3.1. L’illusion dialectique sur la nature de la matière

3.1.4. La deuxième antinomie

Le second conflit des idées transcendantales, pour lequel nous avons un intérêt tout particulier, a eu une importance fondamentale dans l’Idéalisme Allemand. C’est à partir de la critique faite à la deuxième antinomie que Hegel précise justement le passage de la philosophie critique à la dialectique spéculative.

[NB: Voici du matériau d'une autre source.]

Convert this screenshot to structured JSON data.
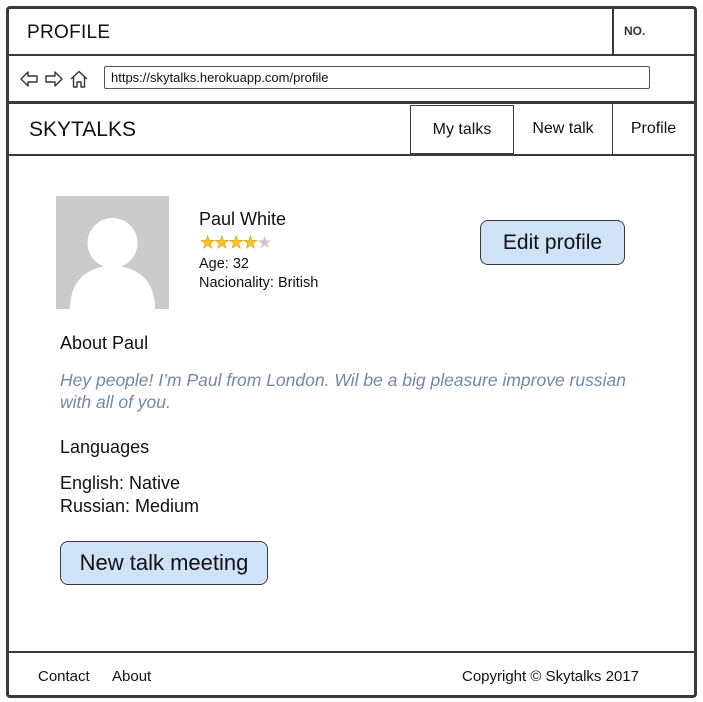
{
  "window": {
    "title": "PROFILE",
    "number_label": "NO."
  },
  "browser": {
    "url": "https://skytalks.herokuapp.com/profile",
    "icons": [
      "back-arrow-icon",
      "forward-arrow-icon",
      "home-icon"
    ]
  },
  "header": {
    "brand": "SKYTALKS",
    "tabs": [
      {
        "label": "My talks",
        "active": true
      },
      {
        "label": "New talk",
        "active": false
      },
      {
        "label": "Profile",
        "active": false
      }
    ]
  },
  "profile": {
    "name": "Paul White",
    "rating": 4,
    "rating_max": 5,
    "age": "Age: 32",
    "nationality": "Nacionality: British",
    "edit_button": "Edit profile",
    "avatar_icon": "user-placeholder-icon"
  },
  "about": {
    "heading": "About Paul",
    "text": "Hey people! I’m Paul from London. Wil be a big pleasure improve russian with all of you."
  },
  "languages": {
    "heading": "Languages",
    "items": [
      "English: Native",
      "Russian: Medium"
    ]
  },
  "actions": {
    "new_meeting_button": "New talk meeting"
  },
  "footer": {
    "contact": "Contact",
    "about": "About",
    "copyright": "Copyright © Skytalks 2017"
  },
  "colors": {
    "button_fill": "#cfe2f7",
    "about_text": "#7388a8",
    "star_on": "#f4c430",
    "star_off": "#c8c8c8",
    "avatar_bg": "#cbcbcb",
    "frame": "#3a3a3a"
  }
}
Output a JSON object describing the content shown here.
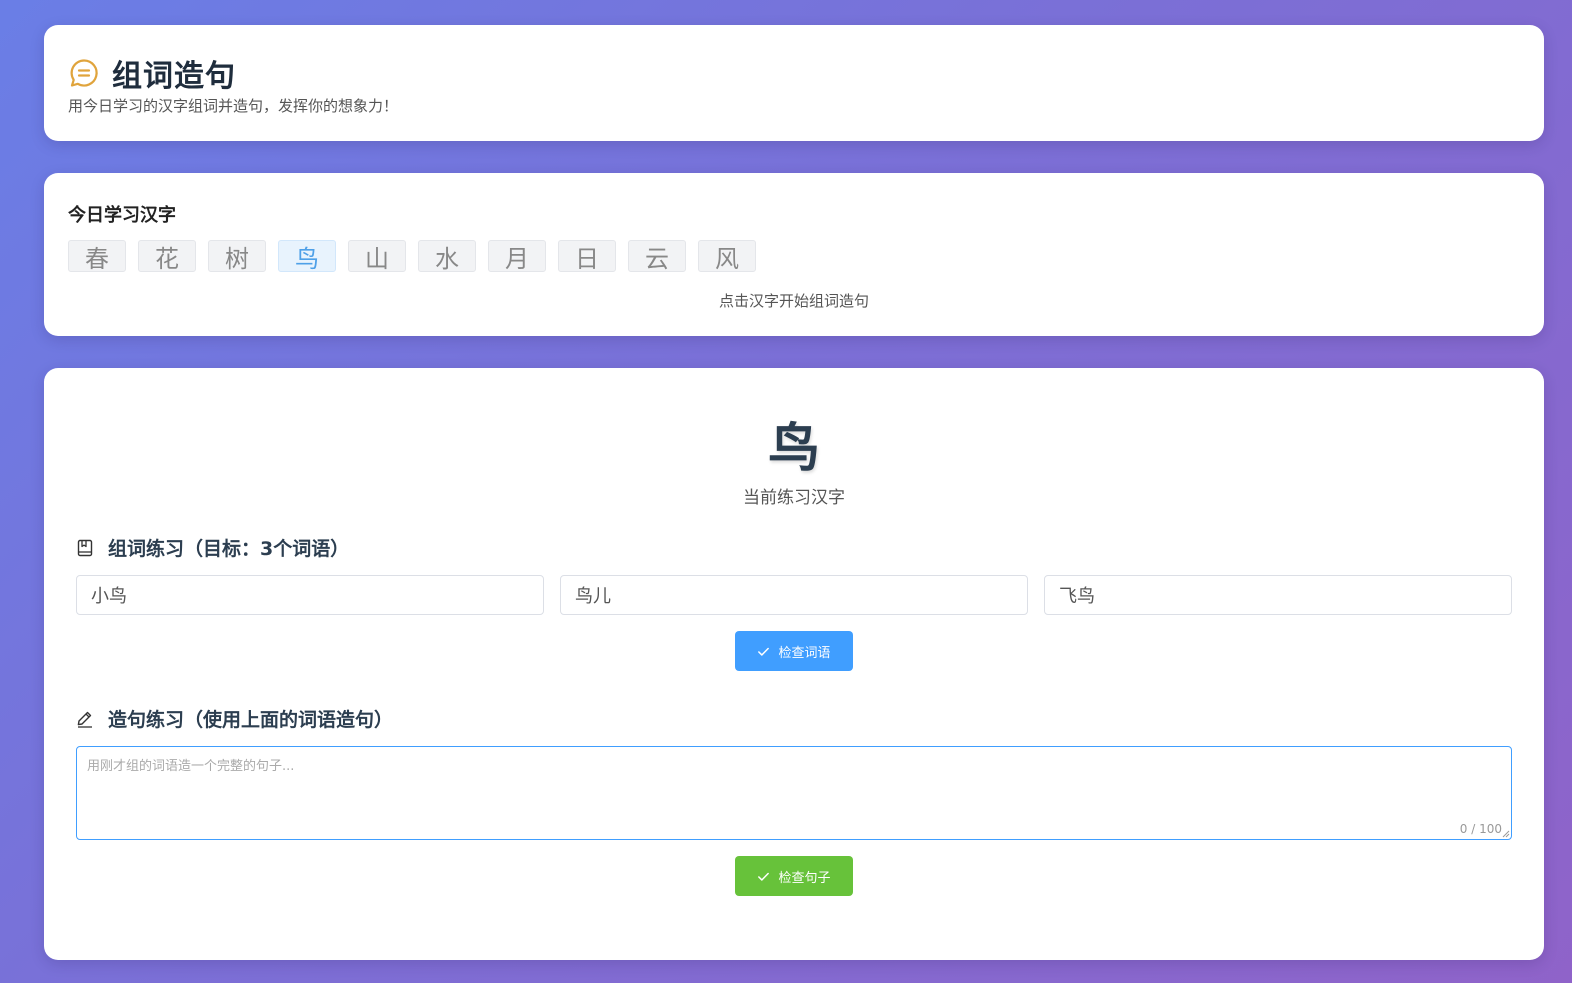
{
  "header": {
    "title": "组词造句",
    "subtitle": "用今日学习的汉字组词并造句，发挥你的想象力！"
  },
  "today": {
    "heading": "今日学习汉字",
    "chars": [
      "春",
      "花",
      "树",
      "鸟",
      "山",
      "水",
      "月",
      "日",
      "云",
      "风"
    ],
    "selected_index": 3,
    "hint": "点击汉字开始组词造句"
  },
  "practice": {
    "current_char": "鸟",
    "current_caption": "当前练习汉字",
    "words_section": {
      "title": "组词练习（目标：3个词语）",
      "words": [
        "小鸟",
        "鸟儿",
        "飞鸟"
      ],
      "check_label": "检查词语"
    },
    "sentence_section": {
      "title": "造句练习（使用上面的词语造句）",
      "placeholder": "用刚才组的词语造一个完整的句子...",
      "value": "",
      "count": "0 / 100",
      "check_label": "检查句子"
    }
  },
  "colors": {
    "primary": "#409eff",
    "success": "#67c23a",
    "accent": "#e6a23c"
  }
}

La deuxième antinomie27, comme nous l’avons déjà vu, se réfère à la catégorie de la réalité à partir de laquelle s’entreprend la synthèse régressive des parties d’un tout substantiel. Cette antinomie, comme la première, est, du point de vue spéculatif, sans solution : thèse et antithèse s’avèrent toutes les deux fausses. La thèse dit que le simple existe comme composant présent en toute matière. L’antithèse nie l’existence du simple. La démonstration de ces deux propositions est aussi apagogique.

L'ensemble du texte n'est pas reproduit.